Look for the left boundary
let left = 0;
let mid;
let right = nums.length;
while(left < right) {
mid = (left + right) >>> 1;
if (nums[mid] > target) {
right = mid;
} else if (nums[mid] < target) {
left = mid + 1;
} else if (nums[mid] == target) {
right = mid; / / the key}}Nums [left] must be greater than or equal to target
if (left == nums.length) return - 1;
else return nums[left] == target ? left : - 1;
Copy the codeLook for the right boundary position
let left = 0;
let right = nums.length;
while(left < right) {
mid = (left + right) >>> 1;
if (nums[mid] > target) {
right = mid;
} else if (nums[mid] < target) {
left = mid + 1;
} else if (nums[mid] == target) {
left = mid + 1; / / note}}[left] = nums[left] = nums[left]

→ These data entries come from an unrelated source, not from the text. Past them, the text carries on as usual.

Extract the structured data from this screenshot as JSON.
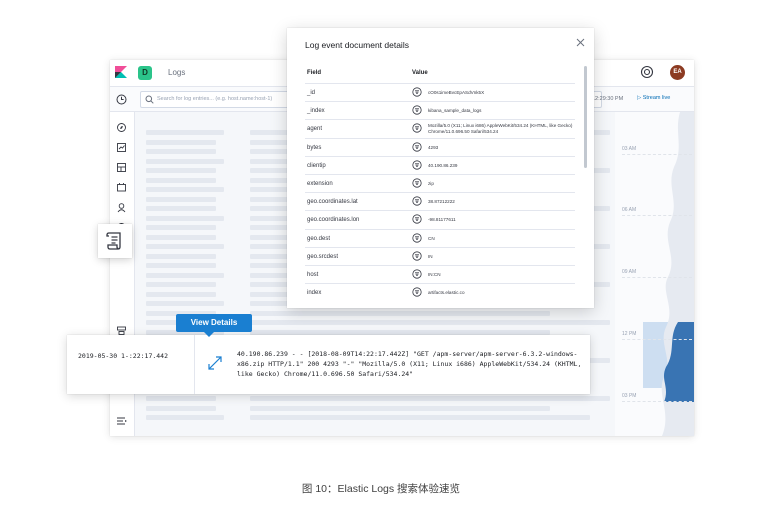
{
  "header": {
    "space_initial": "D",
    "app_title": "Logs",
    "user_initials": "EA"
  },
  "search": {
    "placeholder": "Search for log entries... (e.g. host.name:host-1)",
    "time_text": "12:29:30 PM",
    "stream_live_label": "▷ Stream live"
  },
  "timeline": {
    "labels": [
      "03 AM",
      "06 AM",
      "09 AM",
      "12 PM",
      "03 PM"
    ]
  },
  "flyout": {
    "title": "Log event document details",
    "field_header": "Field",
    "value_header": "Value",
    "rows": [
      {
        "field": "_id",
        "value": "cO0s1imeBvcEpASdVnk5X"
      },
      {
        "field": "_index",
        "value": "kibana_sample_data_logs"
      },
      {
        "field": "agent",
        "value": "Mozilla/5.0 (X11; Linux i686) AppleWebKit/534.24 (KHTML, like Gecko) Chrome/11.0.696.50 Safari/534.24"
      },
      {
        "field": "bytes",
        "value": "4293"
      },
      {
        "field": "clientip",
        "value": "40.190.86.239"
      },
      {
        "field": "extension",
        "value": "zip"
      },
      {
        "field": "geo.coordinates.lat",
        "value": "38.87212222"
      },
      {
        "field": "geo.coordinates.lon",
        "value": "-98.81177611"
      },
      {
        "field": "geo.dest",
        "value": "CN"
      },
      {
        "field": "geo.srcdest",
        "value": "IN"
      },
      {
        "field": "host",
        "value": "IN:CN"
      },
      {
        "field": "index",
        "value": "artifacts.elastic.co"
      }
    ]
  },
  "log_entry": {
    "timestamp": "2019-05-30   1-:22:17.442",
    "message": "40.190.86.239 - - [2018-08-09T14:22:17.442Z]  \"GET  /apm-server/apm-server-6.3.2-windows-x86.zip HTTP/1.1\"  200 4293  \"-\" \"Mozilla/5.0  (X11;  Linux  i686) AppleWebKit/534.24  (KHTML,  like Gecko)  Chrome/11.0.696.50 Safari/534.24\"",
    "view_details_label": "View Details"
  },
  "caption": "图 10：Elastic Logs 搜索体验速览",
  "colors": {
    "accent": "#1a7fd1",
    "space_badge": "#2bc48a",
    "avatar": "#8c3b22",
    "timeline_highlight": "#79aad9"
  },
  "icons": [
    "elastic-logo-icon",
    "help-icon",
    "clock-icon",
    "search-icon",
    "close-icon",
    "filter-icon",
    "expand-icon",
    "logs-app-icon",
    "nav-collapse-icon"
  ]
}
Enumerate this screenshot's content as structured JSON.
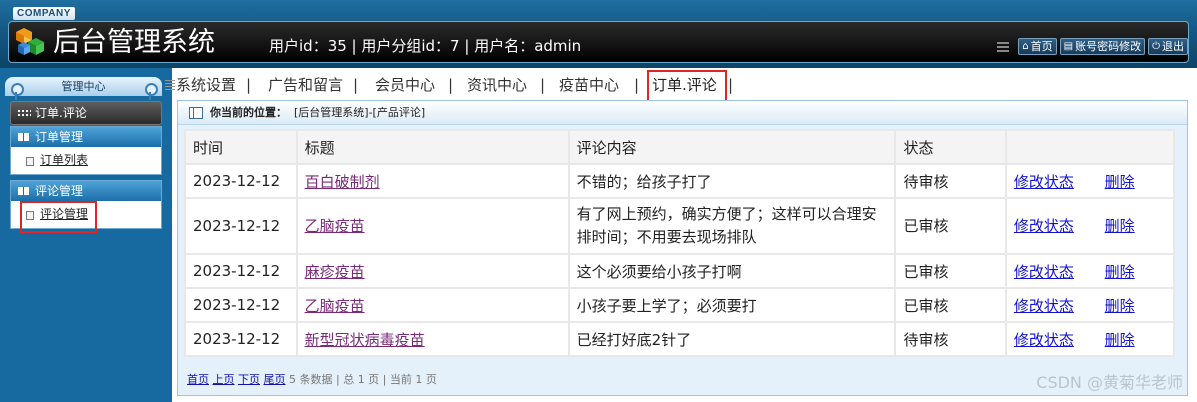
{
  "header": {
    "company": "COMPANY",
    "title": "后台管理系统",
    "user_info": "用户id：35 | 用户分组id：7 | 用户名：admin",
    "tools": [
      {
        "icon": "home-icon",
        "label": "首页"
      },
      {
        "icon": "account-icon",
        "label": "账号密码修改"
      },
      {
        "icon": "logout-icon",
        "label": "退出"
      }
    ]
  },
  "sidebar": {
    "panel_title": "管理中心",
    "current_module": "订单.评论",
    "groups": [
      {
        "title": "订单管理",
        "items": [
          {
            "label": "订单列表"
          }
        ]
      },
      {
        "title": "评论管理",
        "items": [
          {
            "label": "评论管理"
          }
        ]
      }
    ]
  },
  "nav": {
    "items": [
      "系统设置",
      "广告和留言",
      "会员中心",
      "资讯中心",
      "疫苗中心",
      "订单.评论"
    ],
    "separator": "|",
    "active_index": 5
  },
  "breadcrumb": {
    "label": "你当前的位置：",
    "path": "[后台管理系统]-[产品评论]"
  },
  "table": {
    "columns": [
      "时间",
      "标题",
      "评论内容",
      "状态",
      ""
    ],
    "rows": [
      {
        "time": "2023-12-12",
        "title": "百白破制剂",
        "content": "不错的；给孩子打了",
        "status": "待审核",
        "edit": "修改状态",
        "delete": "删除"
      },
      {
        "time": "2023-12-12",
        "title": "乙脑疫苗",
        "content": "有了网上预约，确实方便了；这样可以合理安排时间；不用要去现场排队",
        "status": "已审核",
        "edit": "修改状态",
        "delete": "删除"
      },
      {
        "time": "2023-12-12",
        "title": "麻疹疫苗",
        "content": "这个必须要给小孩子打啊",
        "status": "已审核",
        "edit": "修改状态",
        "delete": "删除"
      },
      {
        "time": "2023-12-12",
        "title": "乙脑疫苗",
        "content": "小孩子要上学了；必须要打",
        "status": "已审核",
        "edit": "修改状态",
        "delete": "删除"
      },
      {
        "time": "2023-12-12",
        "title": "新型冠状病毒疫苗",
        "content": "已经打好底2针了",
        "status": "待审核",
        "edit": "修改状态",
        "delete": "删除"
      }
    ]
  },
  "pager": {
    "first": "首页",
    "prev": "上页",
    "next": "下页",
    "last": "尾页",
    "summary": "5 条数据 | 总 1 页 | 当前 1 页"
  },
  "watermark": "CSDN @黄菊华老师",
  "colors": {
    "pending": "#e01010",
    "header_bg": "#155a86",
    "sidebar_bg": "#166aa0",
    "highlight": "#e02525"
  }
}
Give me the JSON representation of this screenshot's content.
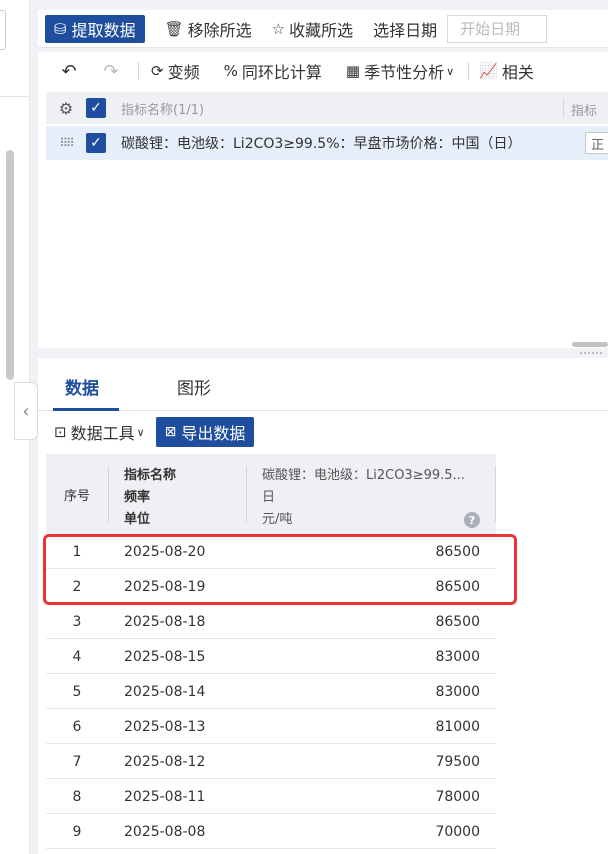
{
  "topbar": {
    "fetch_data": "提取数据",
    "remove_selected": "移除所选",
    "favorite_selected": "收藏所选",
    "select_date": "选择日期",
    "start_date_placeholder": "开始日期"
  },
  "toolbar2": {
    "frequency": "变频",
    "yoy_mom": "同环比计算",
    "seasonal": "季节性分析",
    "related": "相关"
  },
  "indicator_table": {
    "header_label": "指标名称(1/1)",
    "header_right": "指标",
    "row_label": "碳酸锂：电池级：Li2CO3≥99.5%：早盘市场价格：中国（日）",
    "row_status": "正"
  },
  "tabs": [
    {
      "label": "数据"
    },
    {
      "label": "图形"
    }
  ],
  "data_tools": {
    "tools_label": "数据工具",
    "export_label": "导出数据"
  },
  "data_table": {
    "seq_header": "序号",
    "meta_name": "指标名称",
    "meta_freq": "频率",
    "meta_unit": "单位",
    "series_name": "碳酸锂：电池级：Li2CO3≥99.5...",
    "series_freq": "日",
    "series_unit": "元/吨",
    "help": "?",
    "rows": [
      {
        "seq": "1",
        "date": "2025-08-20",
        "value": "86500"
      },
      {
        "seq": "2",
        "date": "2025-08-19",
        "value": "86500"
      },
      {
        "seq": "3",
        "date": "2025-08-18",
        "value": "86500"
      },
      {
        "seq": "4",
        "date": "2025-08-15",
        "value": "83000"
      },
      {
        "seq": "5",
        "date": "2025-08-14",
        "value": "83000"
      },
      {
        "seq": "6",
        "date": "2025-08-13",
        "value": "81000"
      },
      {
        "seq": "7",
        "date": "2025-08-12",
        "value": "79500"
      },
      {
        "seq": "8",
        "date": "2025-08-11",
        "value": "78000"
      },
      {
        "seq": "9",
        "date": "2025-08-08",
        "value": "70000"
      }
    ]
  },
  "colors": {
    "primary": "#1f4e9e",
    "highlight": "#e83434",
    "selected_row": "#e6eefa"
  }
}
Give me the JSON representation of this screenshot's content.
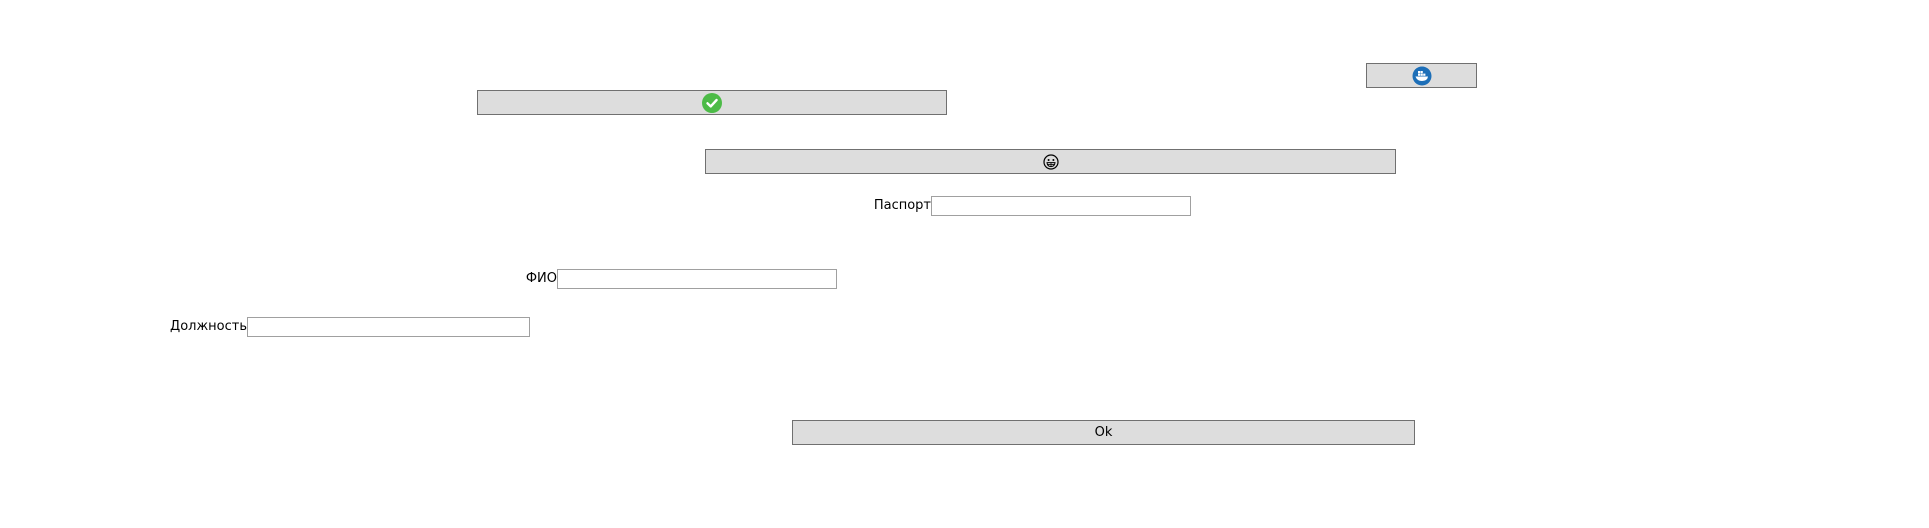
{
  "buttons": {
    "top_right_icon": "whale-logo-icon",
    "confirm_icon": "checkmark-icon",
    "face_icon": "grin-face-icon",
    "ok_label": "Ok"
  },
  "form": {
    "passport": {
      "label": "Паспорт",
      "value": ""
    },
    "fio": {
      "label": "ФИО",
      "value": ""
    },
    "position": {
      "label": "Должность",
      "value": ""
    }
  },
  "colors": {
    "button_bg": "#dddddd",
    "button_border": "#707070",
    "check_green": "#4cbb47",
    "logo_blue": "#1d6fb8"
  }
}
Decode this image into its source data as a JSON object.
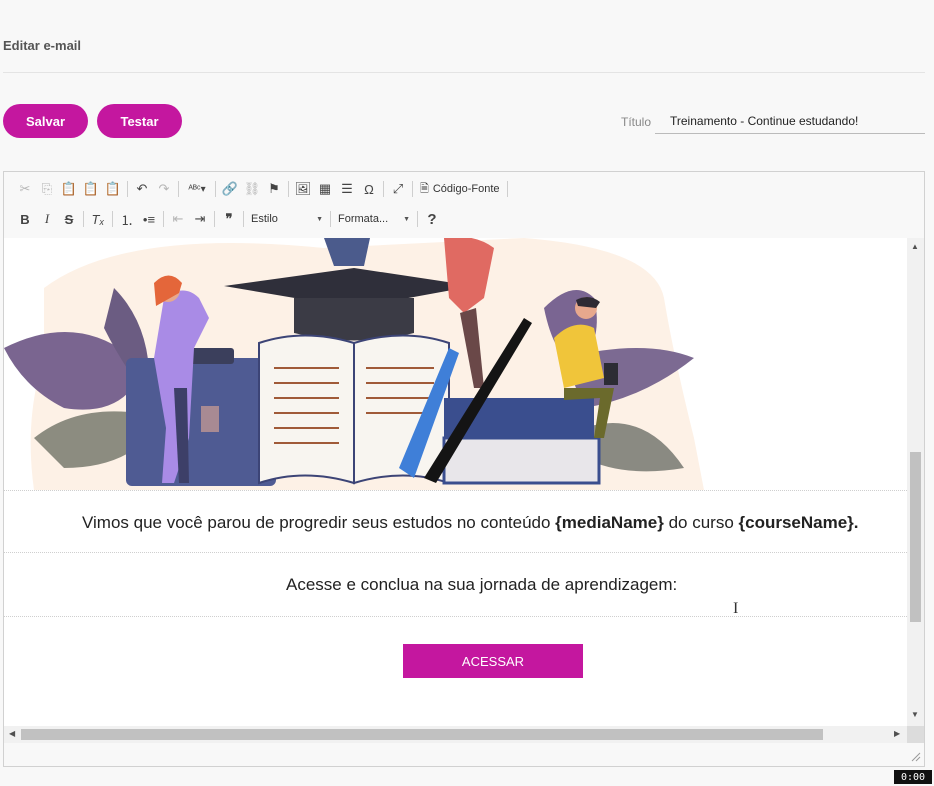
{
  "page": {
    "header": "Editar e-mail"
  },
  "actions": {
    "save_label": "Salvar",
    "test_label": "Testar"
  },
  "title_field": {
    "label": "Título",
    "value": "Treinamento - Continue estudando!"
  },
  "toolbar": {
    "row1": [
      "cut-icon",
      "copy-icon",
      "paste-icon",
      "paste-text-icon",
      "paste-word-icon",
      "undo-icon",
      "redo-icon",
      "spellcheck-icon",
      "link-icon",
      "unlink-icon",
      "anchor-icon",
      "image-icon",
      "table-icon",
      "horizontal-rule-icon",
      "special-char-icon",
      "maximize-icon",
      "source-icon"
    ],
    "source_label": "Código-Fonte",
    "style_combo": "Estilo",
    "format_combo": "Formata...",
    "help": "?"
  },
  "content": {
    "message_prefix": "Vimos que você parou de progredir seus estudos no conteúdo ",
    "media_var": "{mediaName}",
    "message_mid": " do curso ",
    "course_var": "{courseName}.",
    "cta_text": "Acesse e conclua na sua jornada de aprendizagem:",
    "button_label": "ACESSAR"
  },
  "colors": {
    "accent": "#c4179f"
  },
  "timer": "0:00"
}
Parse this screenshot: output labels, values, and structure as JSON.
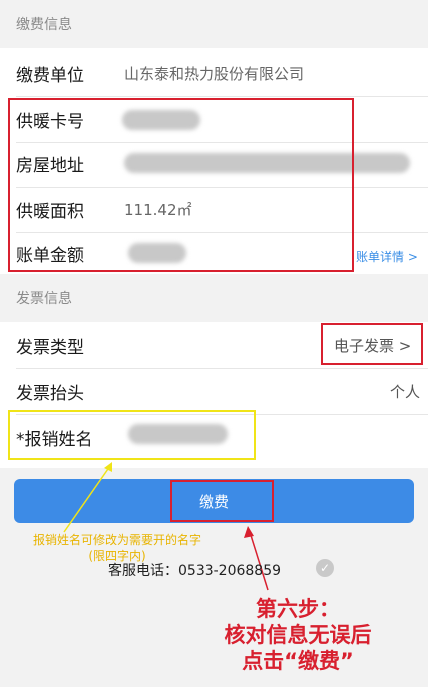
{
  "fee_section": {
    "header": "缴费信息",
    "unit_label": "缴费单位",
    "unit_value": "山东泰和热力股份有限公司",
    "card_label": "供暖卡号",
    "address_label": "房屋地址",
    "area_label": "供暖面积",
    "area_value": "111.42㎡",
    "amount_label": "账单金额",
    "bill_detail_link": "账单详情 >"
  },
  "invoice_section": {
    "header": "发票信息",
    "type_label": "发票类型",
    "type_value": "电子发票 >",
    "title_label": "发票抬头",
    "title_value": "个人",
    "reimb_label": "*报销姓名"
  },
  "pay_button": "缴费",
  "annotations": {
    "yellow_note_line1": "报销姓名可修改为需要开的名字",
    "yellow_note_line2": "(限四字内)",
    "step_line1": "第六步：",
    "step_line2": "核对信息无误后",
    "step_line3": "点击“缴费”"
  },
  "service_phone": "客服电话：0533-2068859",
  "colors": {
    "accent": "#3d8be6",
    "annotation_red": "#d8202f",
    "annotation_yellow": "#f0e418"
  }
}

if (left == 0) return - 1;
else return nums[left - 1] == target ? left - 1: - 1;
Copy the codeOf course, I’m using front closed and back open intervals here, but you can just do it with closed intervals.
Final code presentation
var searchRange = function(nums, target) {
let left = 0;
let mid;
let right = nums.length;
while(left < right) {
mid = (left + right) >>> 1;
if (nums[mid] > target) {
right = mid;
} else if (nums[mid] < target) {
left = mid + 1;
} else if(nums[mid] == target) { right = mid; }}let leftIndex = - 1, rightIndex = - 1;
if (left == nums.length) return [- 1.- 1];
else leftIndex = nums[left] == target ? left : - 1;
left = 0; right = nums.length;
while(left < right) {
mid = (left + right) >>> 1;
if (nums[mid] > target) {
right = mid;
} else if (nums[mid] < target) {
left = mid + 1;
} else if (nums[mid] == target) {
left = mid + 1; }}if (left == 0) return [- 1.- 1];
else rightIndex = nums[left - 1] == target ? left - 1: - 1;
return [leftIndex, rightIndex];
};
Copy the code
All in all, dichotomous search thinking is not difficult, but to understand the interval meaning of the boundary variable is very clear, so as not to think disorder, details are considered clearly, various methods can come and go freely.